Color options being explored include black, ocean blue, and light brown, with Gurman noting that Apple intends to offer "many" colors at launch. The approach mirrors Apple Watch, where color and material variety helps position a tech product as a fashion accessory.

The camera system

Apple's camera implementation diverges from Meta's approach in one visible way. Where Ray-Ban Meta uses small circular camera lenses that blend into the frame, Apple is reportedly testing vertically oriented oval lenses with surrounding indicator lights. This makes the camera more visible but also more capable.

Two cameras are included. A high-resolution primary camera handles photo and video capture, producing images meant to match iPhone photo quality and share seamlessly to social media. A second, lower-resolution wide-angle camera provides environmental awareness for hand gesture recognition and feeds visual context to Siri through Apple Intelligence.

The dual-camera system is where Apple's approach starts to differentiate. The wide-angle lens watching for hand gestures means you can potentially control the glasses without touching them or speaking aloud. Raise a hand to dismiss a notification. Pinch to take a photo. The gesture vocabulary has not been detailed, but MacRumors reported in late April that gesture control is a confirmed feature in development.

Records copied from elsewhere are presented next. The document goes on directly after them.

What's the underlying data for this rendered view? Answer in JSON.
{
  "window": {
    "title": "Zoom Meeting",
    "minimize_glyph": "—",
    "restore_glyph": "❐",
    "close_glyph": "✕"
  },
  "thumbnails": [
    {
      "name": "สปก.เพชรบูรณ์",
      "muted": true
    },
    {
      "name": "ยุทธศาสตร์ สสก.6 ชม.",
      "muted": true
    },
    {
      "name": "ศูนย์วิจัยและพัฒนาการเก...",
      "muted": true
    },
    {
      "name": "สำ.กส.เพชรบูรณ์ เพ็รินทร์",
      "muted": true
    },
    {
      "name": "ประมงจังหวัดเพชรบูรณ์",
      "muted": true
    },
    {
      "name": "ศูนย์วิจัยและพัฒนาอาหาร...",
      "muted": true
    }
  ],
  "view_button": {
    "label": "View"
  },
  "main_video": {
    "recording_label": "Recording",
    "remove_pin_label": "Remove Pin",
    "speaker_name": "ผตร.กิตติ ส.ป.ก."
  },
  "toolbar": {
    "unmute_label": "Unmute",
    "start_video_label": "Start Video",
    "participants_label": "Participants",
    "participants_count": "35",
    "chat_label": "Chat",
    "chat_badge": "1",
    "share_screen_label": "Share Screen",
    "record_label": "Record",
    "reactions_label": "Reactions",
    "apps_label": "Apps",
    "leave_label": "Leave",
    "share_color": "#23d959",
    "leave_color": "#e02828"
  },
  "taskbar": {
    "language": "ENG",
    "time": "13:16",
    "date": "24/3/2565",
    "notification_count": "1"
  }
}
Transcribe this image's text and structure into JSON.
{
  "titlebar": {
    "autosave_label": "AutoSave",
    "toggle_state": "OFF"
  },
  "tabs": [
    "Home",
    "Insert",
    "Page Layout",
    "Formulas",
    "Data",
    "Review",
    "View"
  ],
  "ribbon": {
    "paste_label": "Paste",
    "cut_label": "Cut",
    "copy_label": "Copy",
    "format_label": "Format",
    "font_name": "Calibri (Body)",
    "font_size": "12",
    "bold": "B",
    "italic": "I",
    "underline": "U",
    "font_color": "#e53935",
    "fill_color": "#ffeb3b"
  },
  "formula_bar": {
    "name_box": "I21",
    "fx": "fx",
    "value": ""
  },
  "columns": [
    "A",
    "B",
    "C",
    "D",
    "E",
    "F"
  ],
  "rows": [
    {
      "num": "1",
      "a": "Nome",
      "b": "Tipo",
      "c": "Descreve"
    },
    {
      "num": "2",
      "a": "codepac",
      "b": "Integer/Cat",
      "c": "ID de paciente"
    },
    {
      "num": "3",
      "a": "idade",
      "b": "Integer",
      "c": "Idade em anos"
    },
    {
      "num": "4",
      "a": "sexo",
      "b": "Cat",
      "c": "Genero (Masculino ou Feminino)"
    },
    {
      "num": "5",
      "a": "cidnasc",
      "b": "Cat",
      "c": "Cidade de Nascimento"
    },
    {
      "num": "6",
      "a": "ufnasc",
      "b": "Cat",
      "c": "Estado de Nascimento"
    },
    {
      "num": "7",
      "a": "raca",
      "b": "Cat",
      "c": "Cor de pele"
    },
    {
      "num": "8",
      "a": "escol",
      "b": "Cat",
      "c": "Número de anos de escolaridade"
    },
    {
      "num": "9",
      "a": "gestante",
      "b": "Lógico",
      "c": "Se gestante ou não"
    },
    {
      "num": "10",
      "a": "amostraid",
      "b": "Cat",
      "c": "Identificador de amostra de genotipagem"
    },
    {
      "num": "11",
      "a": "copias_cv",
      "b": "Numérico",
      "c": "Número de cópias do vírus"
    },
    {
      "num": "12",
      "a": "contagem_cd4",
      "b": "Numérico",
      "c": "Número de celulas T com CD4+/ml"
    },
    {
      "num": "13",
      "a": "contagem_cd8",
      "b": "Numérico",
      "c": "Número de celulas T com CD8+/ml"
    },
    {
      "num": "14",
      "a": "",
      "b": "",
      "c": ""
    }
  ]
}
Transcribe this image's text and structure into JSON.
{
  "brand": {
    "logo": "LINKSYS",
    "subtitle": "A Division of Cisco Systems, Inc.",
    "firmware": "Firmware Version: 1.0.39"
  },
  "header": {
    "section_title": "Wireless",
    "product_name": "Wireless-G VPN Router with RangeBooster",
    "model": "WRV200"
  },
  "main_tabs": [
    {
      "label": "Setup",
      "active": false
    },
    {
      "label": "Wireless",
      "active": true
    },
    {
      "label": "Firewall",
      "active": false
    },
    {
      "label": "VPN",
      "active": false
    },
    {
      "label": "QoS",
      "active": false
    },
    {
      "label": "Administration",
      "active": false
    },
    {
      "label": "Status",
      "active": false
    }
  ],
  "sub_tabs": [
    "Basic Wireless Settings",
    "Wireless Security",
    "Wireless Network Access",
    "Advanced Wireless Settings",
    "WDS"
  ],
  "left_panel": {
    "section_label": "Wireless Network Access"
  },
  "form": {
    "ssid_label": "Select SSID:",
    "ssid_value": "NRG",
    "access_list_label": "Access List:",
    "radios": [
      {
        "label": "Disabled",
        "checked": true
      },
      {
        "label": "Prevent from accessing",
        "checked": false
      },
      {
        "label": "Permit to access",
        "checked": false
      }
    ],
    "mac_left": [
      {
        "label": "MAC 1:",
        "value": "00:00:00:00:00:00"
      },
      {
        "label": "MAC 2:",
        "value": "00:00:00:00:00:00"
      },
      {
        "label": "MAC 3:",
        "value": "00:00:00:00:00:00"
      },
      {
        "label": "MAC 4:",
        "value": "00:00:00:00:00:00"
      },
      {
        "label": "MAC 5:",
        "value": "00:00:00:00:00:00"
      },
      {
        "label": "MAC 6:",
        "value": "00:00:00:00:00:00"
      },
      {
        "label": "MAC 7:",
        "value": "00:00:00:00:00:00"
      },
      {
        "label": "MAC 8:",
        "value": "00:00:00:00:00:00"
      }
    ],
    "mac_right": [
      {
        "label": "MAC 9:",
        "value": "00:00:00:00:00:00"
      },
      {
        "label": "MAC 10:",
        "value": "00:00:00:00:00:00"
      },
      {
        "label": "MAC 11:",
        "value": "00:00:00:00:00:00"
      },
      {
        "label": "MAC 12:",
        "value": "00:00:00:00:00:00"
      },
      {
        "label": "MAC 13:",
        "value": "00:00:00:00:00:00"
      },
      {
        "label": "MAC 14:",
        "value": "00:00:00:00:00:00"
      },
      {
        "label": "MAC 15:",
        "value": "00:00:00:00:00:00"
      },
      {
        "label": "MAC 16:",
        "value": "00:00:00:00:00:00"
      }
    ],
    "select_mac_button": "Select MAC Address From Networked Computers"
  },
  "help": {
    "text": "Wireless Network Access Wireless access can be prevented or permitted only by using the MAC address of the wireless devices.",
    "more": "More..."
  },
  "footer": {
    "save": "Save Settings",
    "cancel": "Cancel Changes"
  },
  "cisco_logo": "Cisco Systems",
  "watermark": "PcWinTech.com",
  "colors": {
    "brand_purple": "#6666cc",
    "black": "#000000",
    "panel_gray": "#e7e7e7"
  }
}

Smart glasses market competition between Apple Meta Samsung and Google in 2026
Image: YouTube

Why no display matters

The decision to ship without a display is strategic, not a limitation. Apple has the technology to put a micro-LED display in glasses. The company spent years developing micro-LED before reportedly scaling back that program. The choice to omit a display from the first generation is about three things: weight, battery life, and social acceptability.

Displays add weight. Weight determines how long people will wear glasses before taking them off. Battery life on display-equipped glasses is currently measured in hours, not days. And the social perception of someone wearing glasses with a visible screen is still closer to "tech person" than "normal person." Apple clearly wants these glasses to pass the test that Ray-Ban Meta passed: can you wear them all day without anyone noticing they are smart glasses?

The display will come later. Samsung is taking the same two-step approach with Galaxy Glasses (Jinju ships without a display in 2026, Haean adds micro-LED in 2027). Google's Warby Parker partnership starts with non-display AI glasses before adding visual overlays. The industry has converged on this roadmap: AI glasses first, AR glasses second.

The competitive landscape Apple is entering

By the time Apple ships in 2027, the market will not be empty. Meta will have two or three years of Ray-Ban iteration behind it and an installed base exceeding 2 million units. Samsung's Galaxy Glasses will have been on shelves for months. Warby Parker's Google-backed glasses will be available. Gentle Monster and Gucci will be entering with Android XR designs.

Apple's advantage is ecosystem lock-in. If these glasses integrate with iPhone the way AirPods do, with instant pairing, seamless audio handoff, iMessage notifications, and Siri that actually works because it has full device context, then every iPhone owner becomes a potential customer without needing to switch platforms or learn new software. That is a distribution advantage nobody else in the smart glasses space can match.

Apple's disadvantage is time. Every month that passes between now and 2027 is a month where Meta, Samsung, and Google are building user habits and developer ecosystems that Apple will need to displace. First mover advantage in smart glasses belongs to Meta right now, and Apple will need to offer something materially better, not just materially nicer, to pull users away from products they already own and like.

AR and AI smart glasses ecosystem 2026 showing multiple competing platforms
Image: YouTube

The September timeline is not confirmed. Apple could delay to early 2027 for the announcement, or it could tease the product at WWDC in June and formally announce in September. What is confirmed, based on Gurman's reporting and the supply chain activity around acetate frame production, is that Apple is no longer in the research phase. They are testing finished designs. They are choosing colors. They are building the thing. The only question is exactly when we see it.